Орест пытается что-то сказать. Открывает рот, пальцы его побелели, так крепко он сжимает свой меч, он покачивается на морском ветру, а Электра протягивает руку и кладет ему на предплечье, будто хочет удержать. Глаза Клитемнестры на миг устремляются на дочь, но она не снисходит до того, чтобы заговорить с ней.

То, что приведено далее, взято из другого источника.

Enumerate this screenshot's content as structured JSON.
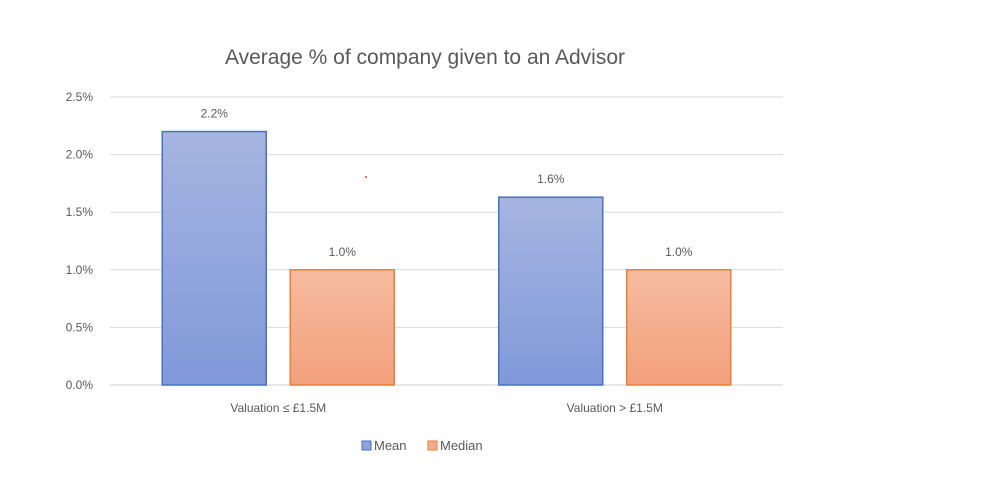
{
  "chart_data": {
    "type": "bar",
    "title": "Average % of company given to an Advisor",
    "categories": [
      "Valuation ≤ £1.5M",
      "Valuation > £1.5M"
    ],
    "series": [
      {
        "name": "Mean",
        "values": [
          2.2,
          1.63
        ],
        "labels": [
          "2.2%",
          "1.6%"
        ],
        "color": "#8FA3DC",
        "border": "#4472C4"
      },
      {
        "name": "Median",
        "values": [
          1.0,
          1.0
        ],
        "labels": [
          "1.0%",
          "1.0%"
        ],
        "color": "#F4AC8C",
        "border": "#ED7D31"
      }
    ],
    "ylim": [
      0,
      2.5
    ],
    "yticks": [
      0,
      0.5,
      1.0,
      1.5,
      2.0,
      2.5
    ],
    "ytick_labels": [
      "0.0%",
      "0.5%",
      "1.0%",
      "1.5%",
      "2.0%",
      "2.5%"
    ],
    "xlabel": "",
    "ylabel": "",
    "grid": true,
    "legend_position": "bottom"
  }
}
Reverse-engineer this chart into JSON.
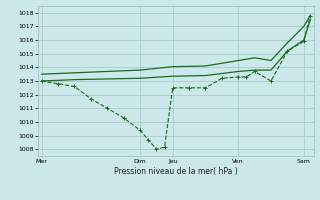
{
  "bg_color": "#cce8ea",
  "grid_color": "#aacccc",
  "line_color": "#1a6b1a",
  "line_color2": "#2d8a2d",
  "xlabel": "Pression niveau de la mer( hPa )",
  "ylim": [
    1007.5,
    1018.5
  ],
  "yticks": [
    1008,
    1009,
    1010,
    1011,
    1012,
    1013,
    1014,
    1015,
    1016,
    1017,
    1018
  ],
  "day_labels": [
    "Mer",
    "",
    "Dim",
    "Jeu",
    "",
    "Ven",
    "",
    "Sam"
  ],
  "day_positions": [
    0,
    1.5,
    3,
    4,
    5,
    6,
    7,
    8
  ],
  "vline_positions": [
    0,
    3,
    4,
    6,
    8
  ],
  "vline_labels": [
    "Mer",
    "Dim",
    "Jeu",
    "Ven",
    "Sam"
  ],
  "xmin": -0.1,
  "xmax": 8.3,
  "line_main_x": [
    0,
    0.5,
    1.0,
    1.5,
    2.0,
    2.5,
    3.0,
    3.25,
    3.5,
    3.75,
    4.0,
    4.5,
    5.0,
    5.5,
    6.0,
    6.25,
    6.5,
    7.0,
    7.5,
    8.0,
    8.2
  ],
  "line_main_y": [
    1013.0,
    1012.8,
    1012.6,
    1011.7,
    1011.0,
    1010.3,
    1009.4,
    1008.7,
    1008.0,
    1008.15,
    1012.5,
    1012.5,
    1012.5,
    1013.2,
    1013.3,
    1013.3,
    1013.7,
    1013.0,
    1015.2,
    1015.9,
    1017.8
  ],
  "line_upper_x": [
    0,
    0.5,
    1.0,
    2.0,
    3.0,
    4.0,
    5.0,
    6.0,
    6.5,
    7.0,
    7.5,
    8.0,
    8.2
  ],
  "line_upper_y": [
    1013.5,
    1013.55,
    1013.6,
    1013.7,
    1013.8,
    1014.05,
    1014.1,
    1014.5,
    1014.7,
    1014.5,
    1015.8,
    1017.0,
    1017.8
  ],
  "line_lower_x": [
    0,
    0.5,
    1.0,
    2.0,
    3.0,
    4.0,
    5.0,
    6.0,
    6.5,
    7.0,
    7.5,
    8.0,
    8.2
  ],
  "line_lower_y": [
    1013.0,
    1013.05,
    1013.1,
    1013.15,
    1013.2,
    1013.35,
    1013.4,
    1013.7,
    1013.8,
    1013.8,
    1015.2,
    1016.0,
    1017.5
  ]
}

Миг они стоят так, и я чуть было не выхожу из себя, чуть не плюю ядом Оресту в лицо, но тут чувствую присутствие другой богини наверху, на утесе. Это наконец явилась Афина, на голове шлем, он скрывает лицо, видно только огонь в глазах, она сжимает копье, в руке щит: она снаряжена для войны, для окончания, чтобы завершить это все, – а рядом с ней, ведомый ее невидимой рукой, – Телемах.

Она привела сюда Телемаха.

Не знаю, какой ущербной хитростью или мелким обманом она вытащила сына Одиссея из постели, но она это сделала, и теперь он стоит, укутанный во тьму, которую мой взор разрывает, словно паутину, и смотрит на эту сцену. Я поворачиваюсь к Пенелопе, но она сына не видит, и на миг у меня возникает искушение подтолкнуть ее, прошептать: «Посмотри, посмотри, он там!» Но Афина стоит так близко к Телемаху, что может схватить его и улететь, она шепчет ему на ухо, а я чувствую, что глаза Гермеса и Посейдона, Аида и самого Зевса устремлены сейчас на этот берег, и под их взглядами я съеживаюсь. Я сжимаюсь. Я уменьшаюсь. Я забираю свою руку из руки Клитемнестры: прощай, – и в этот миг она ахает, будто только что увидела меч на поясе сына, словно почувствовала, как по венам расползается смертность. На миг она лишь женщина, одинокая, испуганная, и мне приходится смаргивать золотые слезы, когда вижу, как разбивается ее сердце. «Будь сильной, любимая, – шепчу я. – Будь царицей».